The Incurables by Jon Bassoff

Faith and delusion aren’t that far apart, when you really think about it.

The setup of The Incurables, the latest offering from Jon Bassoff, is both incredibly straightforward and wonderfully disturbing.

In the early 1950s, after decades of treating patients and pioneering the transorbital lobotomy, aka the “icepick lobotomy,” Dr. Walter Freeman is put out to pasture by the board of directors of the facility where he works.

Seems they’ve finally realized Freeman’s method of “curing” patients suffering from mental illness—inserting an icepick into the corner of each eye socket, hammering it through the orbital bone with a small hammer, then moving it around in order to sever the connections of the prefrontal cortex— isn’t the most humane.

Crushed that his work is being cast aside for newfangled measures and meds, Freeman decides to take his show on the road, and absconds with his last patient in the process. Going from town to town, Freeman “preaches” the power of the transorbital lobotomy to cure what ails you, or a loved one. He uses his patient, Edgar, as living proof of the miraculous power of the pick.

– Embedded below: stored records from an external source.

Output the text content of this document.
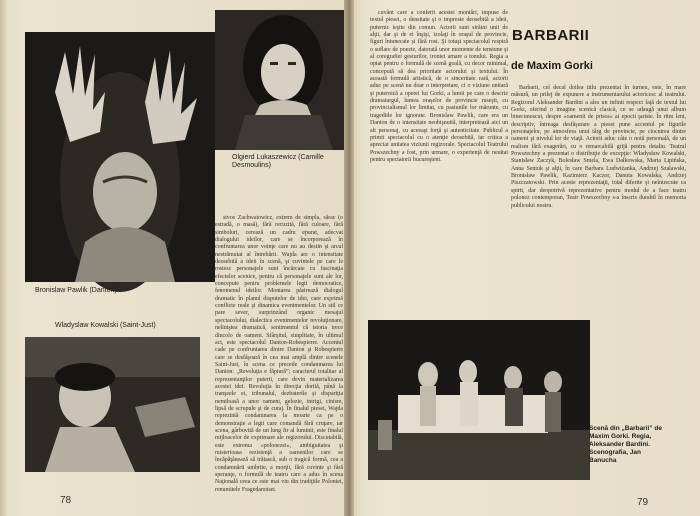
Olgierd Lukaszewicz (Camille Desmoulins)
Bronislaw Pawlik (Danton)
Wladyslaw Kowalski (Saint-Just)

stvos Zachwatowicz, extrem de simpla, sărac (o estradă, o masă), fără recuzită, fără culoare, fără simboluri, cerează un cadru epurat, adecvat dialogului ideilor, care se încorporează în confruntarea unor voinţe care nu au destin şi arcul nestrămutat al întrebării. Wajda are o intensitate deosebită a ideii în scenă, şi cuvintele pe care le rostesc personajele sunt încărcate cu fascinaţia efectelor scenice, pentru că personajele sunt ale lor, concepute pentru problemele legii democratice, fenomenul ideilor. Montarea păstrează dialogul dramatic în planul disputelor de idei, care exprimă conflicte reale şi dinamica evenimentelor. Un stil ce pare sever, surprinzând organic mesajul spectacolului, dialectica evenimentelor revoluţionare, neliniştea dramatică, sentimentul că istoria trece dincolo de oameni. Sfârşitul, simplitate, în ultimul act, este spectacolul Danton-Robespierre. Accentul cade pe confruntarea dintre Danton şi Robespierre care se desfăşoară în cea mai amplă dintre scenele Saint-Just, în scena ce precede condamnarea lui Danton: „Revoluţia e făptură”; caracterul totalitar al reprezentanţilor puterii, care devin materializarea acestei idei. Revoluţia în direcţia dorită, până la tranşeele ei, tribunalul, dezbaterile şi dispariţia nemiloasă a unor oameni, gelozie, intrigi, cinism, lipsă de scrupule şi de curaj. În finalul piesei, Wajda reprezintă condamnarea la moarte ca pe o demonstraţie a legii care comandă fără cruţare, iar scena, gârbovită de un lung fir al luminii, este finalul mijloacelor de exprimare ale regizorului. Discutabilă, este extrema «polonezei», ambiguitatea şi misterioasa rezistenţă a oamenilor care se încăpăţânează să trăiască, sub o tragică formă, cea a condamnării umbrite, a morţii, fără cuvinte şi fără speranţe, o formulă de teatru care a adus în scena Naţională ceea ce este mai viu din tradiţiile Poloniei, renumitele Fragedanoiset.

78

cuvânt care a conferit acestei montări, impuse de textul piesei, o densitate şi o impresie deosebită a ideii, puternic ieşite din comun. Actorii sunt străini unii de alţii, dar şi de ei înşişi, izolaţi în oraşul de provincie, figuri întunecate şi fără rost. Şi totuşi spectacolul respiră o suflare de poezie, datorată unor momente de tensiune şi al coregrafiei gesturilor, ironiei amare a tonului. Regia a optat pentru o formulă de scenă goală, cu decor minimal, concepută să dea prioritate actorului şi textului. În această formulă artistică, de o sinceritate rară, actorii aduc pe scenă nu doar o interpretare, ci o viziune unitară şi puternică a operei lui Gorki, a lumii pe care o descrie dramaturgul, lumea oraşelor de provincie ruseşti, cu provincialismul lor limitat, cu pasiunile lor mărunte, cu tragediile lor ignorate. Bronislaw Pawlik, care era un Danton de o intensitate neobişnuită, interpretează aici un alt personaj, cu aceeaşi forţă şi autenticitate. Publicul a primit spectacolul cu o atenţie deosebită, iar critica a apreciat unitatea viziunii regizorale. Spectacolul Teatrului Powszechny a fost, prin urmare, o experienţă de neuitat pentru spectatorii bucureşteni.

Barbarii, cel decal doilea titlu prezentat în turneu, este, în mare măsură, un prilej de expunere a instrumentarului actoricesc al teatrului. Regizorul Aleksander Bardini a ales un infinit respect faţă de textul lui Gorki, oferind o imagine scenică clasică, ce se adaugă unui album binecunoscut, despre «oamenii de prisos» ai epocii ţariste. În ritm lent, descriptiv, întreaga desfăşurare a piesei pune accentul pe figurile personajelor, pe atmosfera unui târg de provincie, pe ciocnirea dintre oameni şi nivelul lor de viaţă. Actorii aduc câte o notă personală, de un realism fără exagerări, cu o remarcabilă grijă pentru detaliu. Teatrul Powszechny a prezentat o distribuţie de excepţie: Władysław Kowalski, Stanisław Zaczyk, Bolesław Smela, Ewa Dałkowska, Marta Lipińska, Anna Seniuk şi alţii, în care Barbara Ludwiżanka, Andrzej Szalawski, Bronisław Pawlik, Kazimierz Kaczor, Danuta Kowalska, Andrzej Piszczatowski. Prin aceste reprezentaţii, total diferite şi neîntrecute ca spirit, dar deopotrivă reprezentative pentru modul de a face teatru polonez contemporan, Teatr Powszechny s-a înscris durabil în memoria publicului nostru.

Scenă din „Barbarii” de Maxim Gorki. Regia, Aleksander Bardini. Scenografia, Jan Banucha
79
BARBARII
de Maxim Gorki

All was going well until Freeman and Edgar rolled into Burnwood, Oklahoma, a town so collectively down on its luck and bereft of hope it seems the entire populous could use Freeman’s cure. Problem is, another preacher has already set up shop in Burnwood, a man named Stanton who’s offering salvation via his son, Durango, the new Messiah. Seems a little showdown of faith vs. science is the order of the day. Add to the mix a temptress in the form of a young, violent, seemingly conscienceless prostitute named Scent whose mother, Baby, is rumored to have a hidden fortune, and The Incurables has all the ingredients for high drama.

On the surface, The Incurables is an indictment of blind faith, in religion or science. It’s an unflinching examination of the reality that people, by nature, must have something to believe in, to look to, in order to keep putting one foot in front of the other, especially in places like Burnwood where conditions are achingly hollow and stunted. And ultimately, it doesn’t matter if their chosen talisman, science or faith, fails them, because a new self-delusion is always waiting just around the corner to take the place of the fallen—meet the new boss, same as the old boss.

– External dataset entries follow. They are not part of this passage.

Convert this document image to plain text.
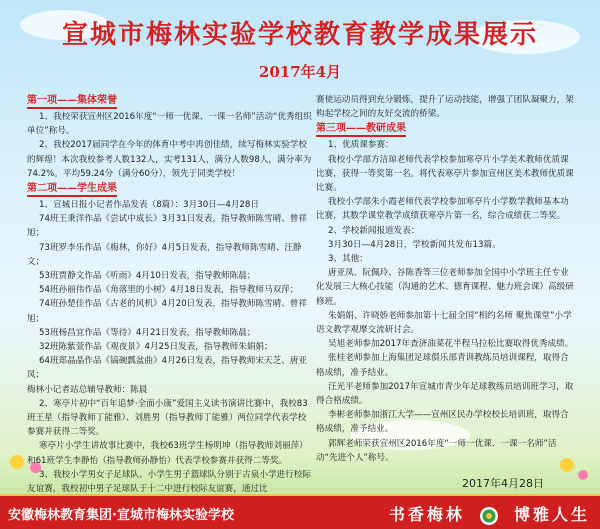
宣城市梅林实验学校教育教学成果展示
2017年4月
第一项——集体荣誉

1、我校荣获宣州区2016年度“一师一优课、一课一名师”活动“优秀组织单位”称号。

2、我校2017届同学在今年的体育中考中再创佳绩，续写梅林实验学校的辉煌！本次我校参考人数132人，实考131人，满分人数98人，满分率为74.2%。平均59.24分（满分60分），领先于同类学校！

第二项——学生成果

1、宣城日报小记者作品发表（8篇）：3月30日—4月28日

74班王秉洋作品《尝试中成长》3月31日发表，指导教师陈雪晴、曾祥旭；

73班罗李乐作品《梅林，你好》4月5日发表，指导教师陈雪晴、汪静文；

53班贾静文作品《听雨》4月10日发表，指导教师陈晨；

54班孙丽伟作品《角落里的小树》4月18日发表，指导教师马双萍；

74班孙楚佳作品《古老的风机》4月20日发表，指导教师陈雪晴、曾祥旭；

53班杨昌宜作品《等待》4月21日发表，指导教师陈晨；

32班陈紫萱作品《观夜景》4月25日发表，指导教师朱娟娟；

64班郑晶晶作品《镐碗瓢盆曲》4月26日发表，指导教师宋天芝、唐亚凤；

梅林小记者站总辅导教师：陈晨

2、寒亭片初中“百年追梦·全面小康”爱国主义读书演讲比赛中，我校83班王星（指导教师丁能雅）、刘胜男（指导教师丁能雅）两位同学代表学校参赛并获得二等奖。

寒亭片小学生讲故事比赛中，我校63班学生杨明坤（指导教师刘丽萍）和61班学生李静怡（指导教师孙静怡）代表学校参赛并获得二等奖。

3、我校小学男女子足球队、小学生男子篮球队分别于古泉小学进行校际友谊赛，我校初中男子足球队于十二中进行校际友谊赛，通过比

赛使运动员得到充分锻炼，提升了运动技能，增强了团队凝聚力，架构起学校之间的友好交流的桥梁。

第三项——教研成果

1、优质课参赛：

我校小学部方洁琼老师代表学校参加寒亭片小学美术教师优质课比赛，获得一等奖第一名。将代表寒亭片参加宣州区美术教师优质课比赛。

我校小学部朱小霞老师代表学校参加寒亭片小学数学教师基本功比赛，其数学课堂教学成绩获寒亭片第一名，综合成绩获二等奖。

2、学校新闻报道发表：

3月30日—4月28日，学校新闻共发布13篇。

3、其他：

唐亚凤、阮佩玲、谷陈香等三位老师参加全国中小学班主任专业化发展三大核心技能（沟通的艺术、德育课程、魅力班会课）高级研修班。

朱娟娟、许晓娇老师参加第十七届全国“相约名师 聚焦课堂”小学语文教学观摩交流研讨会。

吴旭老师参加2017年查济油菜花半程马拉松比赛取得优秀成绩。

张桂老师参加上海集团足球俱乐部青训教练员培训课程，取得合格成绩，准予结业。

汪光平老师参加2017年宣城市青少年足球教练员培训班学习，取得合格成绩。

李彬老师参加浙江大学——宣州区民办学校校长培训班，取得合格成绩，准予结业。

郭辉老师荣获宣州区2016年度“一师一优课、一课一名师”活动“先进个人”称号。

2017年4月28日
安徽梅林教育集团·宣城市梅林实验学校	书香梅林	博雅人生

Lurking just beneath the surface of The Incurables, however, is an equally scathing take on family, the ties that bind, and how that shapes us as people. Each of the main characters is dealing with, in fact driven by, a family member suffering from mental illness. Freeman’s wife has clearly been driven mad with grief over the untimely death of their son, and has piled alcoholism on top of that. And in a story he relays to the near-catatonic Edgar, it seems clear Freeman’s wife is not the first woman in his life who shaped him through her mental illness. In fact, Freeman’s entire immersion into the world of psychiatry has arguably been driven by the desire to help/cure the world as a penance for his inability to help/cure those closest to him.

Durango is similarly dealing with madness as a cornerstone of his existence, though in his father’s case it was guilt not grief that drove him over the edge into the abyss. And just as Freeman’s journey into psychiatry and the “miracle” of the transorbital lobotomy can be looked at as one of self-salvation, so too is Stanton’s crushing need for Durango to be the Messiah…and to absolve Stanton of his sins. Meanwhile, Baby’s slow and steady break from reality has left Scent in the position of having to both raise herself and to form a shell of armor around herself so thick it has distorted her view of everyone she comes into contact with and left her incapable of having a normal relationship—everyone is either a user or there to be used.

It’s not a pretty picture, and combined with the indictment of blind faith it makes for a rather oppressive atmosphere throughout. Make no mistake about it, The Incurables is the ultimate slow burn read. Bassoff layers the grief, despair and desperation on with a steady hand, exquisitely writing his characters into corners from which there is only one way out. And when he finally puts match to powder keg, the resulting thought-provoking, deeply disturbing explosion is one for the ages.

The Incurables is available from DarkFuse (ISBN: 978-1940544861).

Jon Bassoff was born in 1974 in New York City and currently lives in a ghost town somewhere in Colorado. His mountain gothic novel, Corrosion, was called “startlingly original and unsettling” by Tom Piccirilli, a four-time winner of the Bram Stoker Award, and won the DarkFuse Reader’s Choice Award for best novel. His surrealistic follow-up, Factory Town, was called “A hallucinatory descent into an urban hell” by Bram Stoker award-winning author Ramsey Campbell. Both novels have been adapted into films with Corrosion to be directed by Craig Viveiros.